Der Radiosender "Wazobia FM" erreicht täglich Millionen Menschen in Nigerias Metropole Lagos. Ein Grund für den Erfolg ist, dass hier die Sprache der normalen Menschen gesprochen wird: Pidgin-Englisch. Inzwischen folgt auch die BBC dem Beispiel.

Von Benjamin Weber | 04.06.2018
    Die Redaktion des Radiosenders Wazobia FM in Lagos, zwei Männer und zwei Frauen im Sendestudio vor einem Mikro. Der Mann mit der Mütze ist Steve Onu alias Yaw, Moderator bei Wazobia FM
    Die Redaktion des Radiosenders "Wazobia FM" in Lagos (Deutschlandfunk / Benjamin Weber)
    Lagos. 18 Millionen Menschen leben hier, inoffiziell sind es viel mehr. Die größte Stadt Nigerias ist auch ein großer Radiomarkt - nicht nur, weil die Lagosians jeden Tag ewig im Stau stehen. Radio ist in Nigeria nach wie vor stark. In Lagos allein senden 34 Radiosender. Einer der meistgehörten ist Wazobia FM.
    Im Studio: Wazobia FM sendet seit 2007. Steve Onu - Künstlername: Yaw - ist als Moderator von Anfang an dabei. In Lagos ist Yaw ein Star.
    "Wazobia setzt sich aus drei Wörtern zusammen: Wa ist Yorubua, Zo ist Haussa und Bia ist Igbo. Und alles bedeutet: Komm."

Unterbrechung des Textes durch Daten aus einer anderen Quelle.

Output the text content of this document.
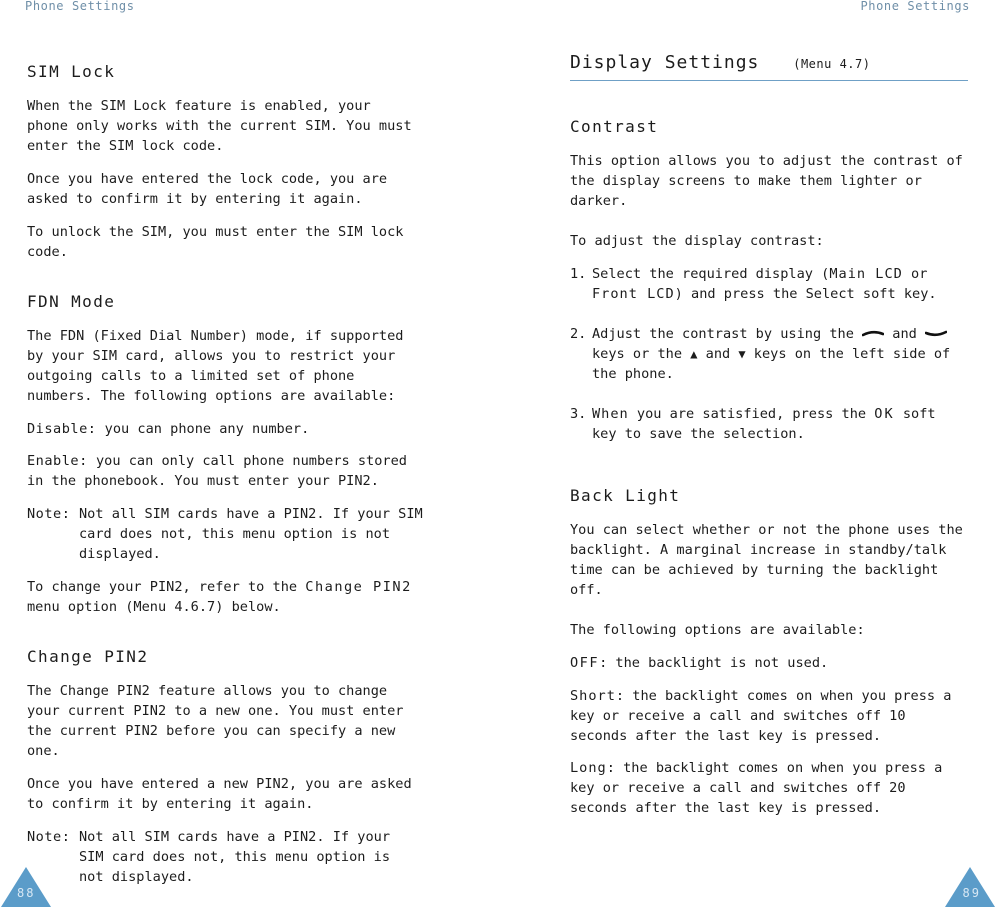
Phone Settings	Phone Settings
SIM Lock

When the SIM Lock feature is enabled, your phone only works with the current SIM. You must enter the SIM lock code.

Once you have entered the lock code, you are asked to confirm it by entering it again.

To unlock the SIM, you must enter the SIM lock code.

FDN Mode

The FDN (Fixed Dial Number) mode, if supported by your SIM card, allows you to restrict your outgoing calls to a limited set of phone numbers. The following options are available:

Disable: you can phone any number.

Enable: you can only call phone numbers stored in the phonebook. You must enter your PIN2.

Note: Not all SIM cards have a PIN2. If your SIM card does not, this menu option is not displayed.

To change your PIN2, refer to the Change PIN2 menu option (Menu 4.6.7) below.

Change PIN2

The Change PIN2 feature allows you to change your current PIN2 to a new one. You must enter the current PIN2 before you can specify a new one.

Once you have entered a new PIN2, you are asked to confirm it by entering it again.

Note: Not all SIM cards have a PIN2. If your SIM card does not, this menu option is not displayed.

Display Settings	(Menu 4.7)
Contrast

This option allows you to adjust the contrast of the display screens to make them lighter or darker.

To adjust the display contrast:

1. Select the required display (Main LCD or Front LCD) and press the Select soft key.
2. Adjust the contrast by using the  and  keys or the ▲ and ▼ keys on the left side of the phone.
3. When you are satisfied, press the OK soft key to save the selection.
Back Light

You can select whether or not the phone uses the backlight. A marginal increase in standby/talk time can be achieved by turning the backlight off.

The following options are available:

OFF: the backlight is not used.

Short: the backlight comes on when you press a key or receive a call and switches off 10 seconds after the last key is pressed.

Long: the backlight comes on when you press a key or receive a call and switches off 20 seconds after the last key is pressed.

88	89
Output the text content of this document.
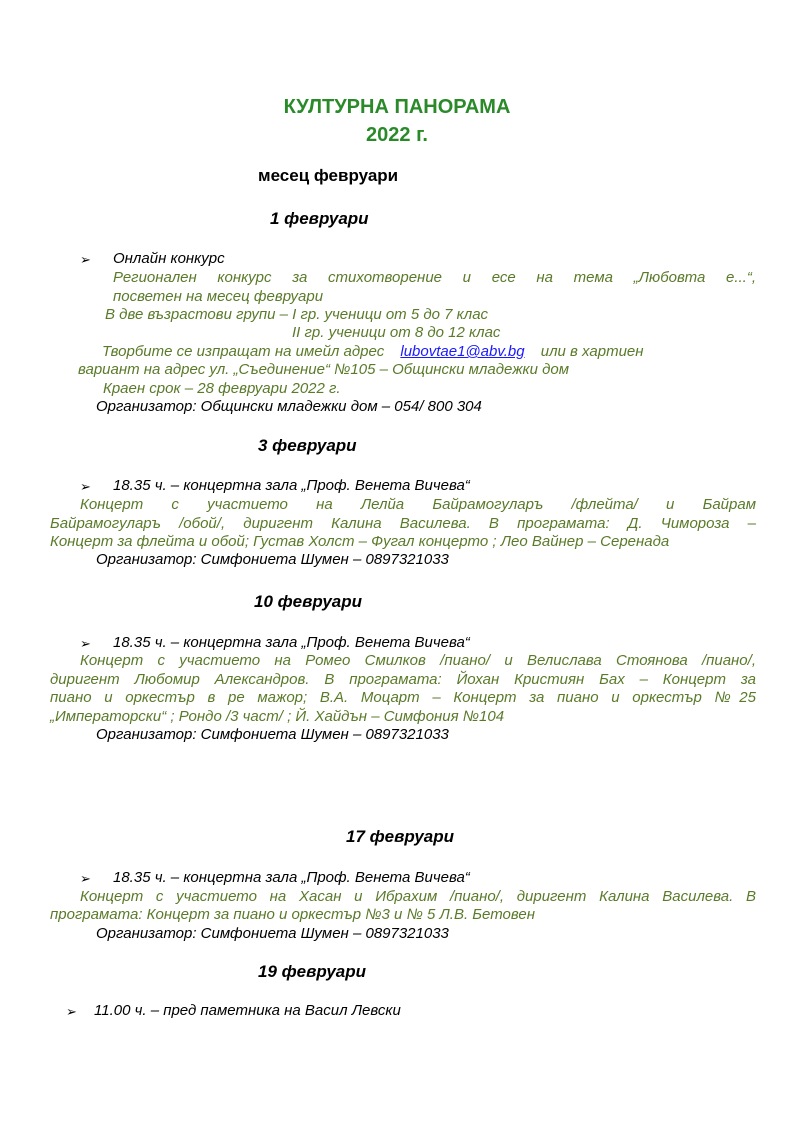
КУЛТУРНА ПАНОРАМА
2022 г.
месец февруари
1 февруари
➢ Онлайн конкурс
Регионален конкурс за стихотворение и есе на тема „Любовта е...“,
посветен на месец февруари
В две възрастови групи – I гр. ученици от 5 до 7 клас
II гр. ученици от 8 до 12 клас
Творбите се изпращат на имейл адрес lubovtae1@abv.bg или в хартиен
вариант на адрес ул. „Съединение“ №105 – Общински младежки дом
Краен срок – 28 февруари 2022 г.
Организатор: Общински младежки дом – 054/ 800 304
3 февруари
➢ 18.35 ч. – концертна зала „Проф. Венета Вичева“
Концерт с участието на Лелйа Байрамогуларъ /флейта/ и Байрам
Байрамогуларъ /обой/, диригент Калина Василева. В програмата: Д. Чимороза –
Концерт за флейта и обой; Густав Холст – Фугал концерто ; Лео Вайнер – Серенада
Организатор: Симфониета Шумен – 0897321033
10 февруари
➢ 18.35 ч. – концертна зала „Проф. Венета Вичева“
Концерт с участието на Ромео Смилков /пиано/ и Велислава Стоянова /пиано/,
диригент Любомир Александров. В програмата: Йохан Кристиян Бах – Концерт за
пиано и оркестър в ре мажор; В.А. Моцарт – Концерт за пиано и оркестър №25
„Императорски“ ; Рондо /3 част/ ; Й. Хайдън – Симфония №104
Организатор: Симфониета Шумен – 0897321033
17 февруари
➢ 18.35 ч. – концертна зала „Проф. Венета Вичева“
Концерт с участието на Хасан и Ибрахим /пиано/, диригент Калина Василева. В
програмата: Концерт за пиано и оркестър №3 и № 5 Л.В. Бетовен
Организатор: Симфониета Шумен – 0897321033
19 февруари
➢ 11.00 ч. – пред паметника на Васил Левски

    Radio auf Pidgin - die Sprache der normalen Leute
    Yoruba, Hausa und Igbo - das sind neben der Amtssprache Englisch die drei größten Sprachen in Nigeria. In dem Staat, in dem verschiedene ethnische Gruppen ganz unterschiedlicher Religionszugehörigkeiten zusammen leben, existieren insgesamt über 500 Sprachen.
    "Um hier wirklich kommunizieren zu können, musst du eine Sprache sprechen, die jeder versteht. Pidgin-Englisch ist da ein starker Faktor. Denn Pidgin ist hier einfach überall."
    Wazobia sendet auf Pidgin. Das Nigeria Pidgin English basiert auf dem Englischen, hat eine vereinfachte Grammatik, bezieht sein Vokabular aus den verschiedenen hier gesprochenen Sprachen und ist weit verbreitet.
    Pidgin ist ursprünglich als Handelssprache entstanden und wurde vor allem zu Kolonialzeiten wichtig. Historisch gesehen ist es eine Sprache der normalen Leute. Für die Radiomacher ein Vorteil. Auf Pidgin trauen sich die Leute viel eher, das zu sagen, was sie denken. Von Social Media bis zum klassischen Call In - Wazobia bezieht die Hörer ein.
    "Egal, welches Thema wir besprechen, die Leute rufen an, um mitzureden. Bei uns haben sie die Möglichkeit, sich ganz normal zu äußern, denn im Gegensatz zu den englischsprachigen Sendern müssen sie hier keine Angst haben, Fehler zu machen, wenn sie Englisch sprechen, denn bei uns ist nur Pidgin angesagt."
    30 Prozent Marktanteil
    Es sind alltägliche Probleme, die Wazobia mit seinen Hörern bespricht, politische Fragen zu Armut, Bildung, Gesundheit und bad governance werden diskutiert. 2019 wird in Nigaria gewählt. Schon jetzt ruft Wazobia dazu auf, sich für die Wahlen zu registrieren.
    Hintergrundgespräch beim CEO Serge Noujaim. Finanziert wird Wazobia durch Werbung - neun Minuten pro Stunde in vier Blöcken - und durch Sponsoring. Die aktuelle Umfragen gestützte Media-Analyse ist gerade eingetroffen, Wazobia liegt mit knapp 30 Prozent Marktanteil in Lagos auf dem dritten Platz. Normal, sagt Noujaim, ist eigentlich Platz eins.
    Weh tut ihm das nicht, die aktuelle Nummer 1 Cool FM gehört auch zur seiner Sendergruppe.
    Wie überall in Nigeria läuft auch bei Wazobia gerade viel moderner Afrobeat. Der Sound der Straße ist Mainstream geworden, wie auch Pidgin mittlerweile eine wichtige Rolle eingenommen hat. Wazobia war 2007 der erste Radiosender auf Pidgin. Längst hat auch die BBC die Ethnien übergreifende Macht der Sprache erkannt und einen eigenen Service auf Pidgin gestartet. Mittlerweile kommuniziert sogar die Regierung um den unbeliebten Präsident Buhari in der populären Pidgin-Sprache. 2019 sind Wahlen - und die Zustimmungswerte sinken.